Al momento, también él fue elevado como la niña, con caballo y todo. Pudo
escapar, pero su primera reacción fue agarrarse a las crines del caballo, que
coceaba, y cuando pudo erguirse en la silla estaba demasiado alto y no se
atrevió a saltar...
2
Los ingenieros
de la Oficina de Normas aún estaban sondeando los secretos de la nave, cuando
descubrieron que se acercaban los monstruos. Salieron corriendo en desbandada
para regresar a los autogiros. Todos menos Brett Rand y su compinche George
Worth. En sus veintisiete años de vida, Brett nunca había encontrado una
máquina cuyo funcionamiento no lograse desentrañar en menos de una hora. Decían
de él que había echado dientes con una llave Stilson, y era verdad que cuando
los demás niños rompían juguetes él ya montaba pequeños motores y los hacía
«andar». Su trabajo no hacía sino empezar cuando otros ya se daban por
vencidos.
Si hubiera
encontrado algún cable o conductor, lo habría seguido hasta la alimentación,
pero en aquellas máquinas de múltiples facetas de metal dorado y transparente
no veía ningún componente conocido. De algún modo logró quitar la tapadera de
una extraña máquina plana y tanteaba con destornillador experto la extraña
disposición de sus piezas aunque, a decir verdad, no había ningún tornillo que
pudiera ser atacado por su herramienta.
George tuvo que
hacer un esfuerzo sobrehumano para apartarlo de la máquina y hacer entrar en su
mente tozuda que los decápodos estaban regresando a la nave. A Brett no le
gustaba ser molestado; por eso George recibió un buen codazo en el pecho y cayó
redondo. Pero se puso en pie y logró arrastrar a Brett hacia la puerta.
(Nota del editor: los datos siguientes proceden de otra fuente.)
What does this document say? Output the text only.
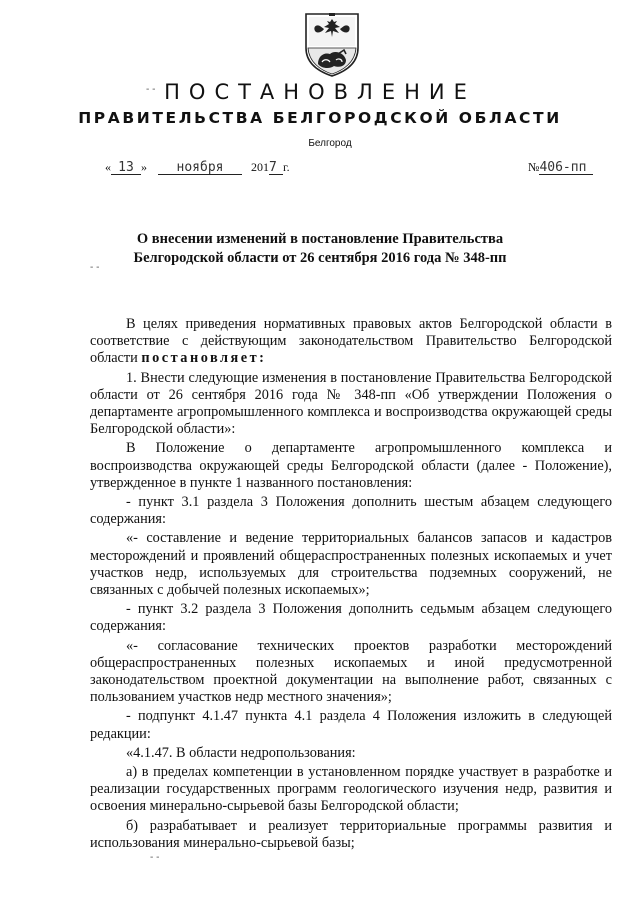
ПОСТАНОВЛЕНИЕ
ПРАВИТЕЛЬСТВА БЕЛГОРОДСКОЙ ОБЛАСТИ
Белгород
« 13 » ноября 2017 г.	№406-пп
О внесении изменений в постановление Правительства
Белгородской области от 26 сентября 2016 года № 348-пп

В целях приведения нормативных правовых актов Белгородской области в соответствие с действующим законодательством Правительство Белгородской области постановляет:

1. Внести следующие изменения в постановление Правительства Белгородской области от 26 сентября 2016 года № 348-пп «Об утверждении Положения о департаменте агропромышленного комплекса и воспроизводства окружающей среды Белгородской области»:

В Положение о департаменте агропромышленного комплекса и воспроизводства окружающей среды Белгородской области (далее - Положение), утвержденное в пункте 1 названного постановления:

- пункт 3.1 раздела 3 Положения дополнить шестым абзацем следующего содержания:

«- составление и ведение территориальных балансов запасов и кадастров месторождений и проявлений общераспространенных полезных ископаемых и учет участков недр, используемых для строительства подземных сооружений, не связанных с добычей полезных ископаемых»;

- пункт 3.2 раздела 3 Положения дополнить седьмым абзацем следующего содержания:

«- согласование технических проектов разработки месторождений общераспространенных полезных ископаемых и иной предусмотренной законодательством проектной документации на выполнение работ, связанных с пользованием участков недр местного значения»;

- подпункт 4.1.47 пункта 4.1 раздела 4 Положения изложить в следующей редакции:

«4.1.47. В области недропользования:

а) в пределах компетенции в установленном порядке участвует в разработке и реализации государственных программ геологического изучения недр, развития и освоения минерально-сырьевой базы Белгородской области;

б) разрабатывает и реализует территориальные программы развития и использования минерально-сырьевой базы;

- -
- -
- -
Era
demasiado tarde.
Los decápodos
estaban allí, y uno de ellos entraba en la nave. No volvían con los tentáculos
vacíos. Uno llevaba un caballo que daba coces y a cuya silla torcida se aferraba
un guardia; otro tenía una niña como de seis años, que a su vez abrazaba contra
su pecho una gatita que maullaba. Un negro de rostro ceniciento había sido
atrapado por otro tentáculo, mientras que del cuarto era prisionera una matrona
beligerante y rubicunda, muy almidonada y ataviada con un feo sombrero
marinero, que aporreaba al monstruo con su paraguas. Las demás bestias que
seguían a la primera también traían cautivos: mujeres, hombres, jóvenes,
blancos y negros, sin distinción. Incluso habían capturado un fox-terrier de
pelo duro.
Acorralados,
los dos jóvenes no supieron qué hacer. A su espalda se hallaba la sala de
motores, una gran cámara circular emplazada en el centro de la nave, adonde se
llegaba por un pasillo. La rodeaban media docena de salas en forma de cuña, que
formaban el contorno de la nave. Batiéndose en retirada ante los monstruos,
pasaron a la sala central y luego corrieron hacia una de las cámaras más
pequeñas, que estaba vacía, a excepción de unas cintas metálicas que colgaban del
techo y un ancho colchón circular puesto en el suelo.
Fuera
retumbaban armas de fuego; la policía y los soldados trataban de rescatar a los
prisioneros y disparaban a los pies de los decápodos. Pero las balas
rebotaban en su carne sin hacerles el menor daño. Los aviones sobrevolaban
la nave disparando también contra ella, pero sin resultado alguno. ¡Los
proyectiles simplemente rebotaban!.
A través de la
pared de su escondite, Brett y George vieron que los monstruos encerraban a los
prisioneros en otra cámara y se volvían hacia sus máquinas. Cambiaron algunos
gorjeos cuando descubrieron la tapadera levantada de la máquina donde Brett
había hurgado.
Una de las
bestias se volvió y descubrió a los culpables. En seguida avanzó hacia ellos.
Brett aún tenía
el destornillador. No podía considerarlo un arma eficaz pero, cuando lo lanzó
contra los decápodos, fue la reacción natural de un hombre acorralado. Pero el
proyectil no alcanzó el ojo adonde había apuntado Brett, pues un tentáculo lo
atrapó en plena trayectoria, sin que la bestia interrumpiera su avance.
—¡Cuidado!
—gritó George—. Va a atacarnos con gas. ¡Cúbrete la cara...!
Pero no tenían
defensa contra el vapor anaranjado que súbitamente emitió la boca de aquel ser.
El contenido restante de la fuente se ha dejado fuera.